When Dennis Lehane finished Prayers for Rain, he said that Patrick Kenzie’s voice went away from him. He didn’t hear Kenzie and because of that he moved on to other ideas—Mystic River, Shutter Island, and so on. Eventually he came back to Kenzie—or, rather, Kenzie came back to him, and Lehane wrote Moonlight Mile.
Back in 2007, I was working on the Jackson Donne series. Jackson Donne started out as the typical private eye, someone mourning the death of his fiancée Jeanne. She drives the series, motivates Donne and some other characters.
The first Donne novel, When One Man Dies, was about to be published and I was working on the sequel The Evil that Men Do—which would be published in 2008. I was deep into Donne by then, his voice throwing ideas at me left and right. And then, just weeks after Evil came out, my publisher dropped me.
I needed to reboot, try something new. I wrote Witness to Death, a book set in the same universe as the Donne series, but with nary a mention of Mr. Donne. I moved on to other things, and even briefly considered leaving writing—focusing on my teaching career. I got married, had a kid, and went back to grad school for a while.
Jackson Donne didn’t stop talking to me, I stopped talking to him.
Somewhere in there, I self-published Witness to Death and it did quite well. And for while, I thought about what I would do next. I’d start a short story and stop it. I’d scribble some novel ideas down. Things weren’t going anywhere. Occasionally, I’d think about Jackson Donne, and wonder if the series was over. I had no ideas from him. I was different now, much different than when I wrote about him.
Series characters are tricky, and it’d hard to surprise readers form book to book.
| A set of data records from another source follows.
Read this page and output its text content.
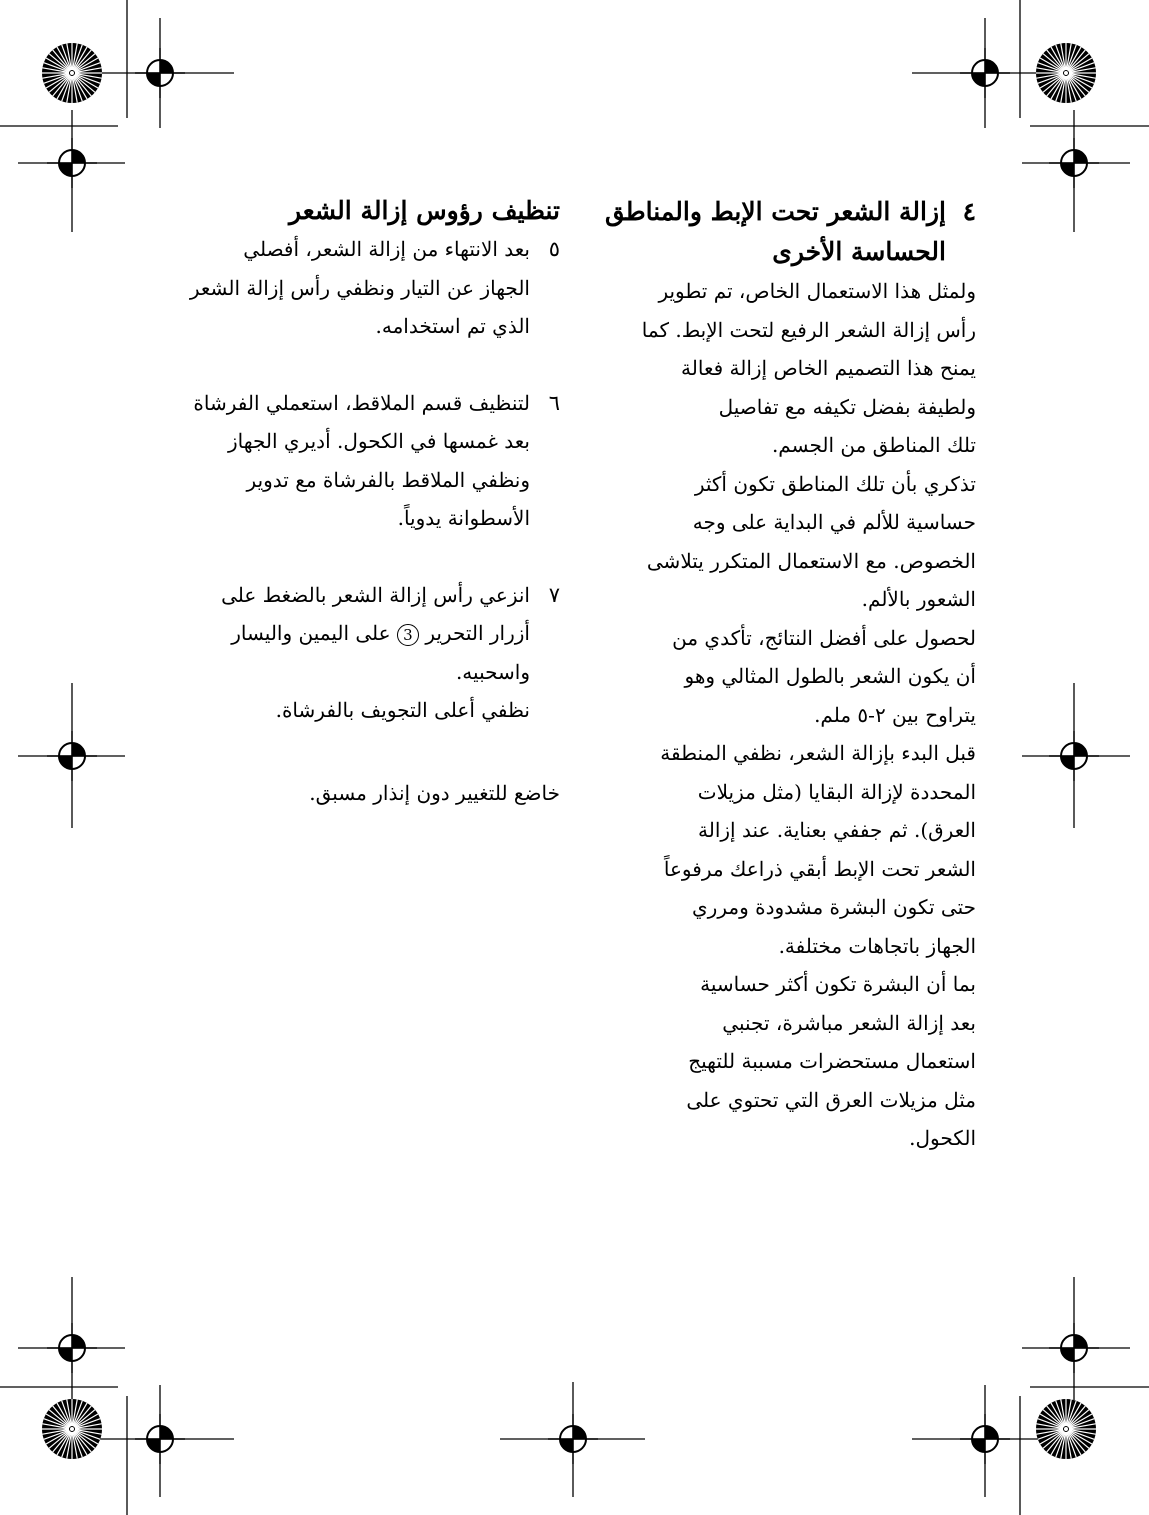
٤

إزالة الشعر تحت الإبط والمناطق

الحساسة الأخرى

ولمثل هذا الاستعمال الخاص، تم تطوير

رأس إزالة الشعر الرفيع لتحت الإبط. كما

يمنح هذا التصميم الخاص إزالة فعالة

ولطيفة بفضل تكيفه مع تفاصيل

تلك المناطق من الجسم.

تذكري بأن تلك المناطق تكون أكثر

حساسية للألم في البداية على وجه

الخصوص. مع الاستعمال المتكرر يتلاشى

الشعور بالألم.

لحصول على أفضل النتائج، تأكدي من

أن يكون الشعر بالطول المثالي وهو

يتراوح بين ٢-٥ ملم.

قبل البدء بإزالة الشعر، نظفي المنطقة

المحددة لإزالة البقايا (مثل مزيلات

العرق). ثم جففي بعناية. عند إزالة

الشعر تحت الإبط أبقي ذراعك مرفوعاً

حتى تكون البشرة مشدودة ومرري

الجهاز باتجاهات مختلفة.

بما أن البشرة تكون أكثر حساسية

بعد إزالة الشعر مباشرة، تجنبي

استعمال مستحضرات مسببة للتهيج

مثل مزيلات العرق التي تحتوي على

الكحول.

تنظيف رؤوس إزالة الشعر

٥

بعد الانتهاء من إزالة الشعر، أفصلي

الجهاز عن التيار ونظفي رأس إزالة الشعر

الذي تم استخدامه.

٦

لتنظيف قسم الملاقط، استعملي الفرشاة

بعد غمسها في الكحول. أديري الجهاز

ونظفي الملاقط بالفرشاة مع تدوير

الأسطوانة يدوياً.

٧

انزعي رأس إزالة الشعر بالضغط على

أزرار التحرير 3 على اليمين واليسار

واسحبيه.

نظفي أعلى التجويف بالفرشاة.

خاضع للتغيير دون إنذار مسبق.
One afternoon, I sat down to watch Doctor Who. It was during Matt Smith’s second season. I remember this very, very clearly—mostly because Steven Moffat, the writer of the series, surprised the hell out of me. He took a character that had been around for 50 years and managed to do something that I didn’t expect.
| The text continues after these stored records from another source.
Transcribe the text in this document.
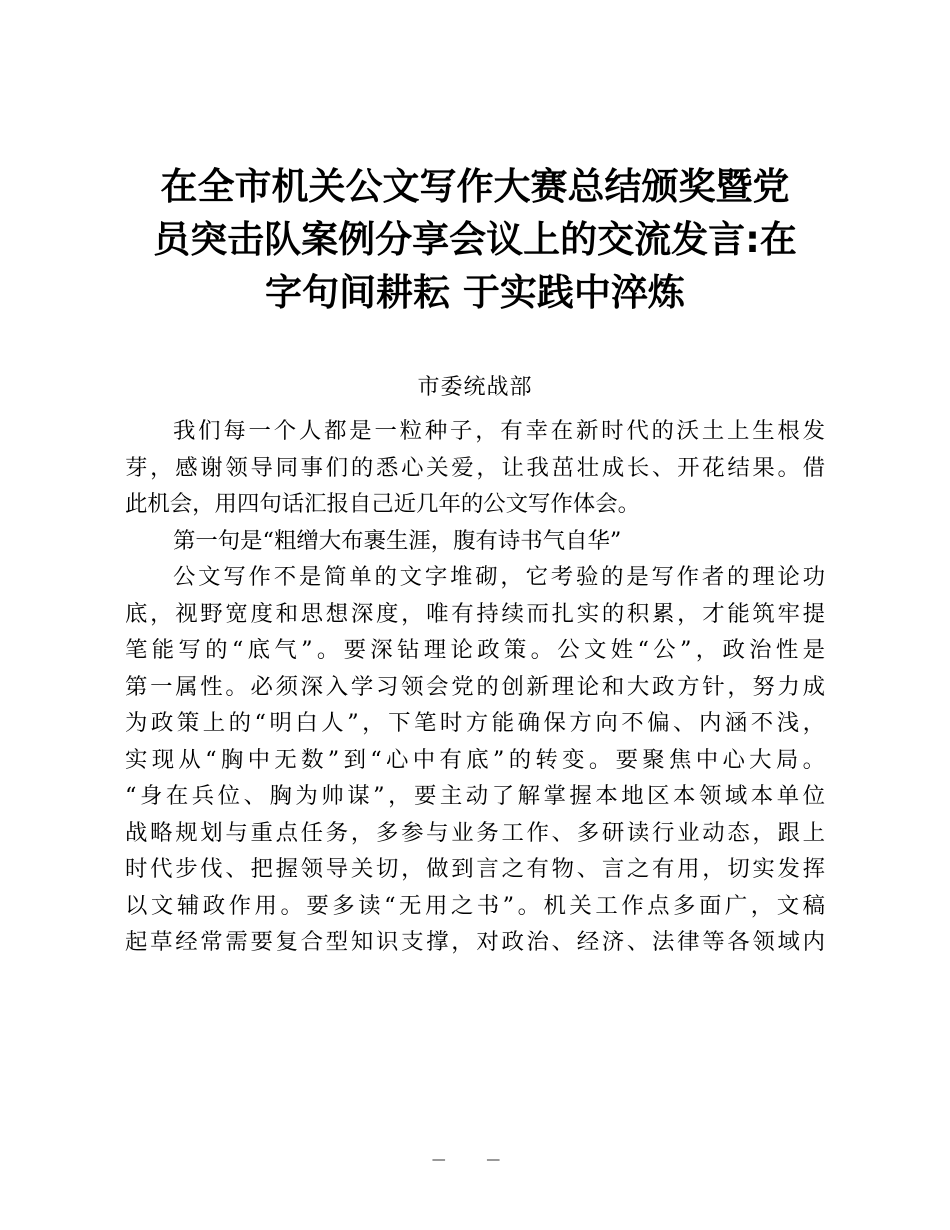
在全市机关公文写作大赛总结颁奖暨党
员突击队案例分享会议上的交流发言:在
字句间耕耘 于实践中淬炼
市委统战部
我们每一个人都是一粒种子，有幸在新时代的沃土上生根发
芽，感谢领导同事们的悉心关爱，让我茁壮成长、开花结果。借
此机会，用四句话汇报自己近几年的公文写作体会。
第一句是“粗缯大布裹生涯，腹有诗书气自华”
公文写作不是简单的文字堆砌，它考验的是写作者的理论功
底，视野宽度和思想深度，唯有持续而扎实的积累，才能筑牢提
笔能写的“底气”。要深钻理论政策。公文姓“公”，政治性是
第一属性。必须深入学习领会党的创新理论和大政方针，努力成
为政策上的“明白人”，下笔时方能确保方向不偏、内涵不浅，
实现从“胸中无数”到“心中有底”的转变。要聚焦中心大局。
“身在兵位、胸为帅谋”，要主动了解掌握本地区本领域本单位
战略规划与重点任务，多参与业务工作、多研读行业动态，跟上
时代步伐、把握领导关切，做到言之有物、言之有用，切实发挥
以文辅政作用。要多读“无用之书”。机关工作点多面广，文稿
起草经常需要复合型知识支撑，对政治、经济、法律等各领域内
— —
Steven Moffat killed the Doctor.
An astronaut came out of a lake and shot him dead, on screen. Now, we all knew that the Doctor wasn’t really dead. That somehow, Eleven would find his way back to life somewhere over the course of the season. But that particular moment came out of the blue.
And that’s when I really started to think about Jackson Donne again. About series characters, and about how to surprise readers. Suddenly, I had it. The moment that would turn the series on its ear.
Jeanne wasn’t dead.
I sat down and wrote a chapter. Then another. Then another. I mentioned the idea to Jason Pinter—my original editor at Random House, and now the founder of Polis Books. He loved Jackson and he loved the idea.
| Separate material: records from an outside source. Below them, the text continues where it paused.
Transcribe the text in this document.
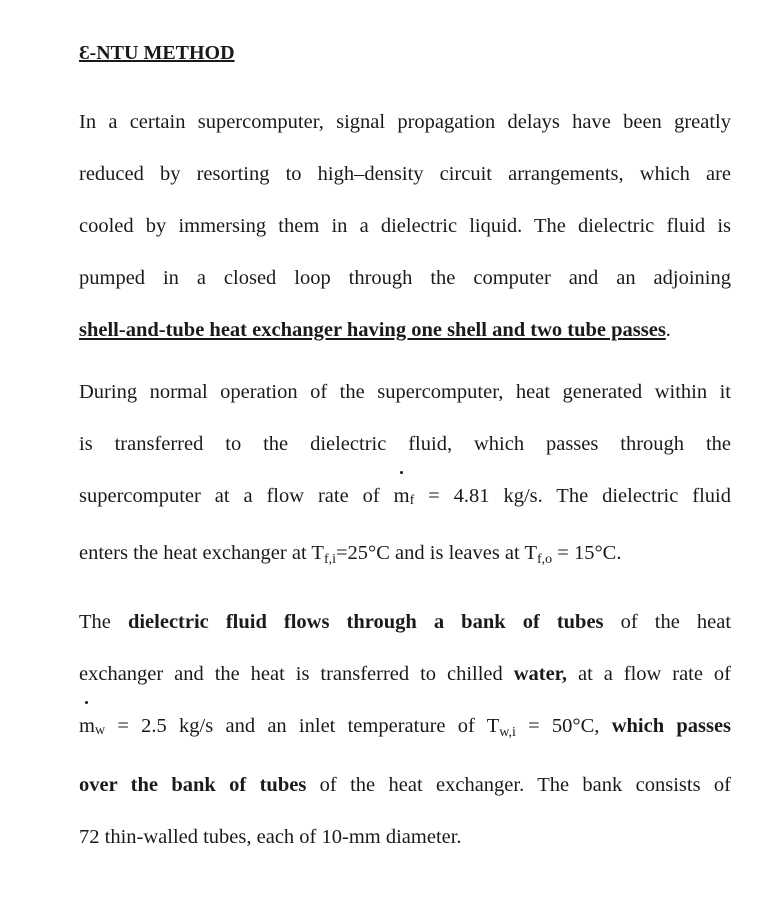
Ɛ-NTU METHOD
In a certain supercomputer, signal propagation delays have been greatly
reduced by resorting to high–density circuit arrangements, which are
cooled by immersing them in a dielectric liquid. The dielectric fluid is
pumped in a closed loop through the computer and an adjoining
shell-and-tube heat exchanger having one shell and two tube passes.
During normal operation of the supercomputer, heat generated within it
is transferred to the dielectric fluid, which passes through the
supercomputer at a flow rate of mf = 4.81 kg/s. The dielectric fluid
enters the heat exchanger at $T_{f,i}=25^\circ C$ and is leaves at $T_{f,o} = 15^\circ C$.
The dielectric fluid flows through a bank of tubes of the heat
exchanger and the heat is transferred to chilled water, at a flow rate of
mw = 2.5 kg/s and an inlet temperature of $T_{w,i} = 50^\circ C$, which passes
over the bank of tubes of the heat exchanger. The bank consists of
72 thin-walled tubes, each of 10-mm diameter.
And, as I wrote the book, Donne himself started to surprise me. He was no longer the typical private eye—actually wasn’t even typical in When One Man Dies. He’d grown, changed, and evolved in the years since I’d wrote about him last. He was talking to me, and I was talking to him.
Now, after a 7-year absence, he’s back in Not Even Past, trying to find out why and how Jeanne is still alive. I’m talking to Donne again.
Yes, series characters are hard—because each book has to be the same, but different. However, if you’re willing to dig deep and try something different, you can mine new angles and still be shocking.